On June 24, 2026, the Government of Alberta released an updated version of its biomass-related carbon offset framework under the Technology Innovation and Emissions Reduction (TIER) regulation, renaming the "Quantification Protocol for Energy Generation from the Combustion of Biomass Waste" to the "Biomass Waste Combustion for Energy Generation Quantification Protocol" as part of broader updates to its scope and methodology.
The updated protocol expands and clarifies its scope to include the quantification of emissions reductions arising from the combustion of biomass waste used to generate useful heat that directly displaces fossil fuel–sourced thermal energy. This shift formalizes heat displacement as a core crediting pathway, strengthening the role of biomass energy systems in Alberta’s offset market. At the same time, the protocol introduces clearer definitions around system boundaries and emissions attribution to improve consistency in offset credit generation across different project types.
Methodologically, the protocol has been updated to align with current datasets, reporting tools, and emissions calculation resources used across Alberta’s industrial and waste sectors. This includes a consolidated approach to quantification, where baseline and project emissions methodologies have been combined into a single structured framework. This integration simplifies reporting requirements while ensuring consistent application of emissions factors and displacement assumptions across eligible biomass pathways.
A key structural change in the revised version is the updated treatment of levied emission sources within project accounting. The protocol discusses the removal and revised handling of emissions subject to carbon levies, including how these emissions should be accounted for. For offset claims registered on or after April 1, 2025, project developers are required to monitor, measure, quantify, and verify all included emission sources as defined within the protocol boundary. This requirement ensures that emissions previously accounted for under separate levied frameworks are now fully incorporated into offset quantification where applicable, creating a unified accounting structure within the project boundary. This change is intended to improve transparency and reduce inconsistencies between tax-levied emissions and offset accounting systems.
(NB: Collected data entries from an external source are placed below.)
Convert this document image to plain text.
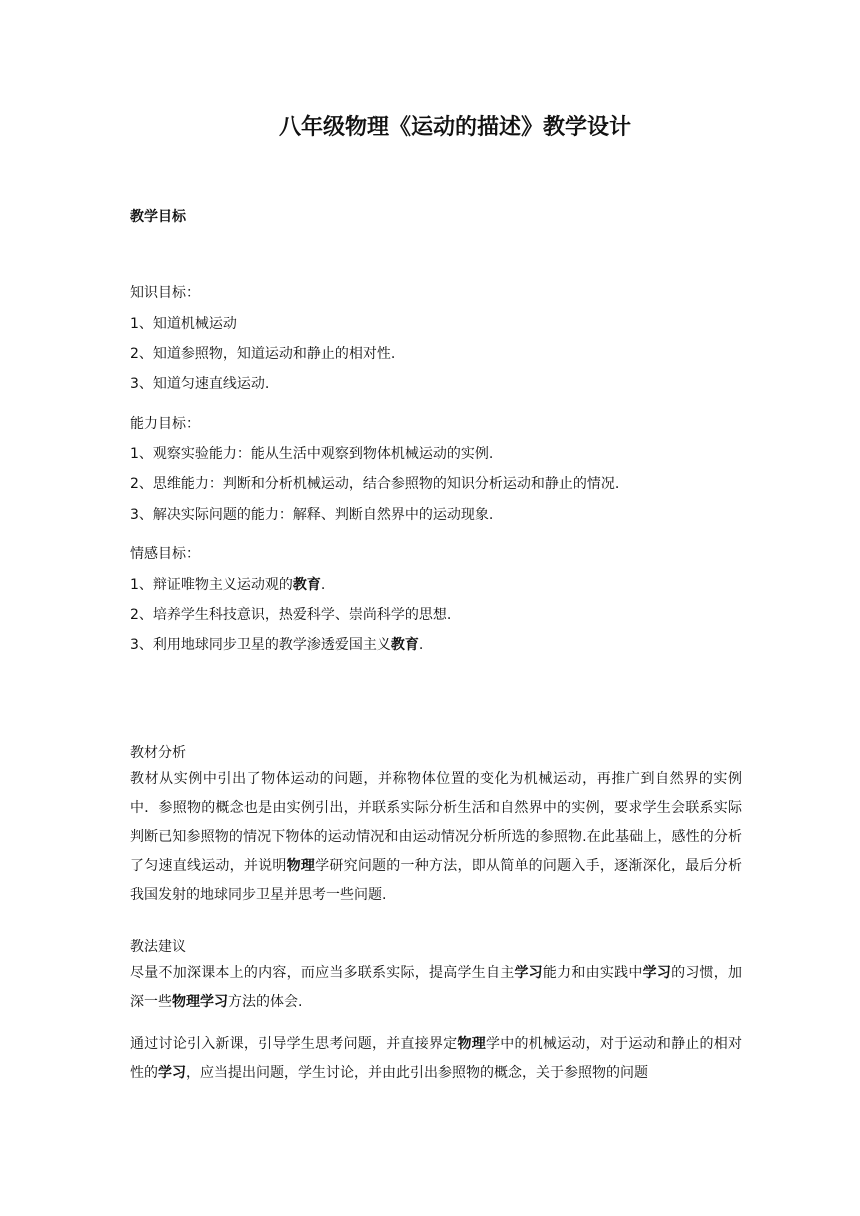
八年级物理《运动的描述》教学设计
教学目标
知识目标：
1、知道机械运动
2、知道参照物，知道运动和静止的相对性.
3、知道匀速直线运动.
能力目标：
1、观察实验能力：能从生活中观察到物体机械运动的实例.
2、思维能力：判断和分析机械运动，结合参照物的知识分析运动和静止的情况.
3、解决实际问题的能力：解释、判断自然界中的运动现象.
情感目标：
1、辩证唯物主义运动观的教育.
2、培养学生科技意识，热爱科学、崇尚科学的思想.
3、利用地球同步卫星的教学渗透爱国主义教育.
教材分析
教材从实例中引出了物体运动的问题，并称物体位置的变化为机械运动，再推广到自然界的实例中．参照物的概念也是由实例引出，并联系实际分析生活和自然界中的实例，要求学生会联系实际判断已知参照物的情况下物体的运动情况和由运动情况分析所选的参照物.在此基础上，感性的分析了匀速直线运动，并说明物理学研究问题的一种方法，即从简单的问题入手，逐渐深化，最后分析我国发射的地球同步卫星并思考一些问题.
教法建议
尽量不加深课本上的内容，而应当多联系实际，提高学生自主学习能力和由实践中学习的习惯，加深一些物理学习方法的体会.
通过讨论引入新课，引导学生思考问题，并直接界定物理学中的机械运动，对于运动和静止的相对性的学习，应当提出问题，学生讨论，并由此引出参照物的概念，关于参照物的问题
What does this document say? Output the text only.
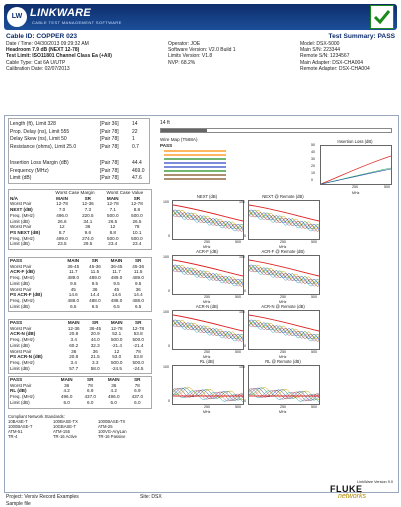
LW LINKWARE
CABLE TEST MANAGEMENT SOFTWARE
Cable ID: COPPER 023	Test Summary: PASS
Date / Time: 04/30/2013 09:29:32 AM
Headroom 7.9 dB (NEXT 12-78)
Test Limit: ISO11801 Channel Class Ea (+All)
Cable Type: Cat 6A U/UTP
Calibration Date: 02/07/2013
Operator: JOE
Software Version: V2.0 Build 1
Limits Version: V1.8
NVP: 68.2%
Model: DSX-5000
Main S/N: 223344
Remote S/N: 1234567
Main Adapter: DSX-CHA004
Remote Adapter: DSX-CHA004
Length (ft), Limit 328	[Pair 36]	14
Prop. Delay (ns), Limit 555	[Pair 78]	22
Delay Skew (ns), Limit 50	[Pair 78]	1
Resistance (ohms), Limit 25.0	[Pair 78]	0.7
Insertion Loss Margin (dB)	[Pair 78]	44.4
Frequency (MHz)	[Pair 78]	469.0
Limit (dB)	[Pair 78]	47.6
14 ft
Wire Map (T568A)
PASS
Insertion Loss (dB)
50
40
30
20
10
0
250	500
MHz
	Worst Case Margin		Worst Case Value	
N/A	MAIN	SR	MAIN	SR
Worst Pair	12-78	12-36	12-78	12-78
NEXT (dB)	7.0	7.3	7.1	8.8
Freq. (MHz)	496.0	220.5	500.0	500.0
Limit (dB)	26.6	34.1	26.5	26.5
Worst Pair	12	36	12	78
PS NEXT (dB)	8.7	9.6	8.8	10.1
Freq. (MHz)	499.0	274.0	500.0	500.0
Limit (dB)	23.5	29.5	23.4	23.4
PASS	MAIN	SR	MAIN	SR
Worst Pair	36-45	45-36	36-45	45-36
ACR-F (dB)	11.7	11.5	11.7	11.5
Freq. (MHz)	489.0	489.0	489.0	489.0
Limit (dB)	9.5	9.5	9.5	9.5
Worst Pair	45	36	45	36
PS ACR-F (dB)	14.6	14.4	14.6	14.4
Freq. (MHz)	488.0	488.0	488.0	488.0
Limit (dB)	6.5	6.5	6.5	6.5
PASS	MAIN	SR	MAIN	SR
Worst Pair	12-36	36-45	12-78	12-78
ACR-N (dB)	20.8	20.9	52.1	53.8
Freq. (MHz)	3.4	44.0	500.0	500.0
Limit (dB)	60.2	32.3	-21.4	-21.4
Worst Pair	36	36	12	78
PS ACR-N (dB)	20.8	21.5	53.0	53.8
Freq. (MHz)	3.4	3.3	500.0	500.0
Limit (dB)	57.7	58.0	-24.5	-24.5
PASS	MAIN	SR	MAIN	SR
Worst Pair	36	78	36	78
RL (dB)	4.2	6.9	4.2	6.9
Freq. (MHz)	496.0	437.0	496.0	437.0
Limit (dB)	6.0	6.0	6.0	6.0
NEXT (dB)
100
0
250	500
MHz
NEXT @ Remote (dB)
100
0
250	500
MHz
ACR-F (dB)
100
0
250	500
MHz
ACR-F @ Remote (dB)
100
0
250	500
MHz
ACR-N (dB)
100
0
250	500
MHz
ACR-N @ Remote (dB)
100
0
250	500
MHz
RL (dB)
100
0
250	500
MHz
RL @ Remote (dB)
100
0
250	500
MHz
Compliant Network Standards:
10BASE-T	100BASE-TX	1000BASE-TX
1000BASE-T	10GBASE-T	ATM-25
ATM-51	ATM-155	100VG-AnyLan
TR-4	TR-16 Active	TR-16 Passive
LinkWare Version 9.0
Project: Versiv Record Examples
Sample file
Site: DSX
FLUKE
networks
Eligible feedstocks continue to include forest mill residues, agricultural residues, municipal organic waste, and forest biomass affected by natural disturbances such as wildfires or mountain pine beetle outbreaks. The protocol distinguishes between direct energy displacement credits and flexibility mechanisms for avoided methane emissions from landfill diversion or uncontrolled decomposition, while excluding regulated disposal practices, such as incineration and stockpiling of certain forestry wastes, from flexibility mechanism credits.
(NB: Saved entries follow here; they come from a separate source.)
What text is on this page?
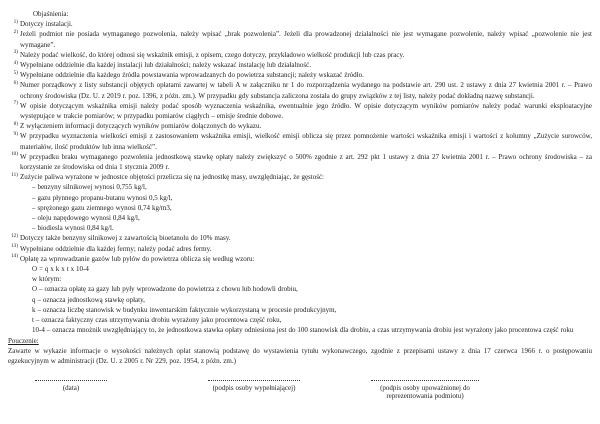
Objaśnienia:
1) Dotyczy instalacji.
2) Jeżeli podmiot nie posiada wymaganego pozwolenia, należy wpisać „brak pozwolenia”. Jeżeli dla prowadzonej działalności nie jest wymagane pozwolenie, należy wpisać „pozwolenie nie jest wymagane”.
3) Należy podać wielkość, do której odnosi się wskaźnik emisji, z opisem, czego dotyczy, przykładowo wielkość produkcji lub czas pracy.
4) Wypełniane oddzielnie dla każdej instalacji lub działalności; należy wskazać instalację lub działalność.
5) Wypełniane oddzielnie dla każdego źródła powstawania wprowadzanych do powietrza substancji; należy wskazać źródło.
6) Numer porządkowy z listy substancji objętych opłatami zawartej w tabeli A w załączniku nr 1 do rozporządzenia wydanego na podstawie art. 290 ust. 2 ustawy z dnia 27 kwietnia 2001 r. – Prawo ochrony środowiska (Dz. U. z 2019 r. poz. 1396, z późn. zm.). W przypadku gdy substancja zaliczona została do grupy związków z tej listy, należy podać dokładną nazwę substancji.
7) W opisie dotyczącym wskaźnika emisji należy podać sposób wyznaczenia wskaźnika, ewentualnie jego źródło. W opisie dotyczącym wyników pomiarów należy podać warunki eksploatacyjne występujące w trakcie pomiarów; w przypadku pomiarów ciągłych – emisje średnie dobowe.
8) Z wyłączeniem informacji dotyczących wyników pomiarów dołączonych do wykazu.
9) W przypadku wyznaczenia wielkości emisji z zastosowaniem wskaźnika emisji, wielkość emisji oblicza się przez pomnożenie wartości wskaźnika emisji i wartości z kolumny „Zużycie surowców, materiałów, ilość produktów lub inna wielkość”.
10) W przypadku braku wymaganego pozwolenia jednostkową stawkę opłaty należy zwiększyć o 500% zgodnie z art. 292 pkt 1 ustawy z dnia 27 kwietnia 2001 r. – Prawo ochrony środowiska – za korzystanie ze środowiska od dnia 1 stycznia 2009 r.
11) Zużycie paliwa wyrażone w jednostce objętości przelicza się na jednostkę masy, uwzględniając, że gęstość:
– benzyny silnikowej wynosi 0,755 kg/l,
– gazu płynnego propanu-butanu wynosi 0,5 kg/l,
– sprężonego gazu ziemnego wynosi 0,74 kg/m3,
– oleju napędowego wynosi 0,84 kg/l,
– biodiesla wynosi 0,84 kg/l.
12) Dotyczy także benzyny silnikowej z zawartością bioetanolu do 10% masy.
13) Wypełniane oddzielnie dla każdej fermy; należy podać adres fermy.
14) Opłatę za wprowadzanie gazów lub pyłów do powietrza oblicza się według wzoru:
O = q x k x t x 10-4
w którym:
O – oznacza opłatę za gazy lub pyły wprowadzone do powietrza z chowu lub hodowli drobiu,
q – oznacza jednostkową stawkę opłaty,
k – oznacza liczbę stanowisk w budynku inwentarskim faktycznie wykorzystaną w procesie produkcyjnym,
t – oznacza faktyczny czas utrzymywania drobiu wyrażony jako procentowa część roku,
10-4 – oznacza mnożnik uwzględniający to, że jednostkowa stawka opłaty odniesiona jest do 100 stanowisk dla drobiu, a czas utrzymywania drobiu jest wyrażony jako procentowa część roku
Pouczenie:
Zawarte w wykazie informacje o wysokości należnych opłat stanowią podstawę do wystawienia tytułu wykonawczego, zgodnie z przepisami ustawy z dnia 17 czerwca 1966 r. o postępowaniu egzekucyjnym w administracji (Dz. U. z 2005 r. Nr 229, poz. 1954, z późn. zm.)
(data)	(podpis osoby wypełniającej)	(podpis osoby upoważnionej do reprezentowania podmiotu)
Consequently, the protocol establishes two compliance pathways for generating credits. The first is direct fossil fuel displacement, where emissions reductions are quantified when biomass waste is used to produce electricity or useful heat that replaces grid power or fossil fuel–based thermal energy. The second is a baseline diversion flexibility mechanism, which allows additional credits when developers demonstrate that biomass waste would otherwise have been landfilled or openly burned, resulting in methane-intensive emissions. This pathway generates credits by quantifying avoided disposal emissions against a defined historical baseline. Compliance requires continuous metering, monthly reconciliations, and an independent third-party verification.
Implications for Alberta TIER Markets
The updated protocol expands Alberta's biomass-based crediting framework by broadening eligible compliance pathways and project types and is expected to increase the supply of biomass-based offsets while strengthening the role of bioenergy as a key decarbonization strategy under the TIER system. By formally recognizing heat displacement from biomass combustion and consolidating baseline and project methodologies, it improves methodological clarity and enables a broader range of facilities with significant thermal energy demand to generate compliance credits by replacing fossil fuel–based heat with biomass energy. The revised treatment of levied emission sources, together with post–April 1, 2025 accounting requirements, further aligns carbon pricing and offset calculations, improving consistency in emissions attribution and supporting greater market transparency.
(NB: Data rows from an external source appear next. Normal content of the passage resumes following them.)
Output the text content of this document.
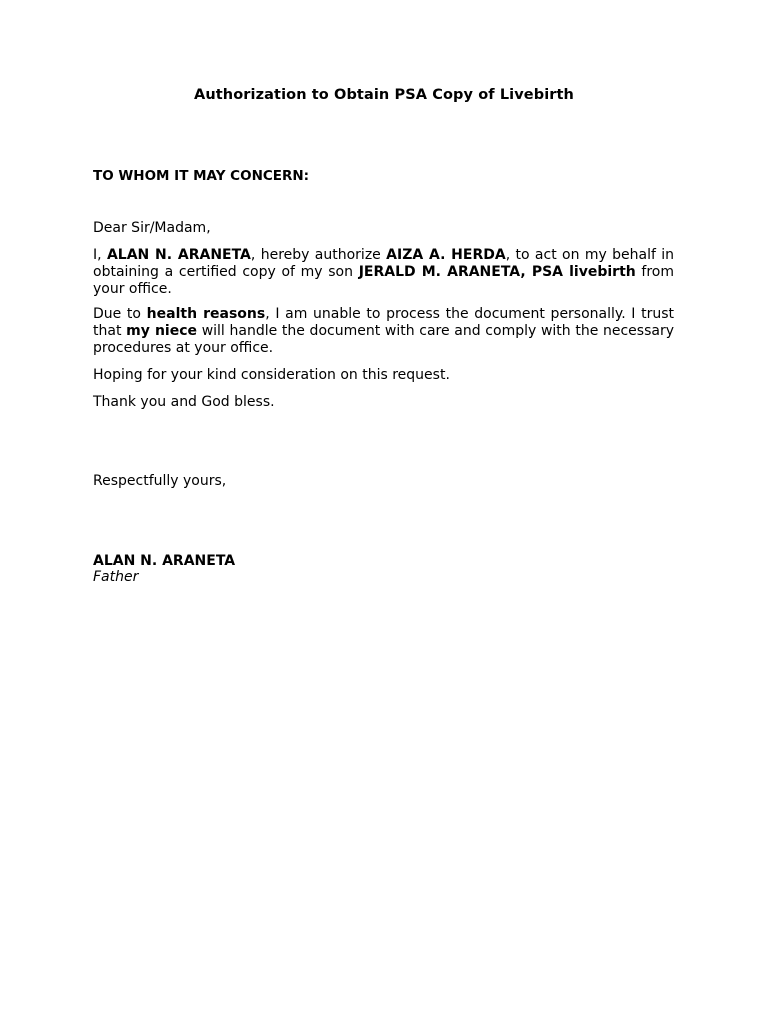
Authorization to Obtain PSA Copy of Livebirth
TO WHOM IT MAY CONCERN:
Dear Sir/Madam,
I, ALAN N. ARANETA, hereby authorize AIZA A. HERDA, to act on my behalf in obtaining a certified copy of my son JERALD M. ARANETA, PSA livebirth from your office.
Due to health reasons, I am unable to process the document personally. I trust that my niece will handle the document with care and comply with the necessary procedures at your office.
Hoping for your kind consideration on this request.
Thank you and God bless.
Respectfully yours,
ALAN N. ARANETA
Father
The protocol also aligns with the recently finalized Canada–Alberta Memorandum of Understanding (MOU) Implementation Agreement, which provides greater long-term certainty for Alberta's industrial carbon market. While the MOU strengthens overall market stability, the protocol establishes a standardized framework for generating biomass-based compliance credits. Together, these developments expand compliance opportunities while reinforcing rigorous accounting, monitoring, and verification requirements to maintain credit integrity. Overall, the protocol strengthens the financial viability and operational clarity of biomass projects, supporting broader deployment of biomass-based heat displacement technologies and standardized emissions quantification across Alberta's TIER framework.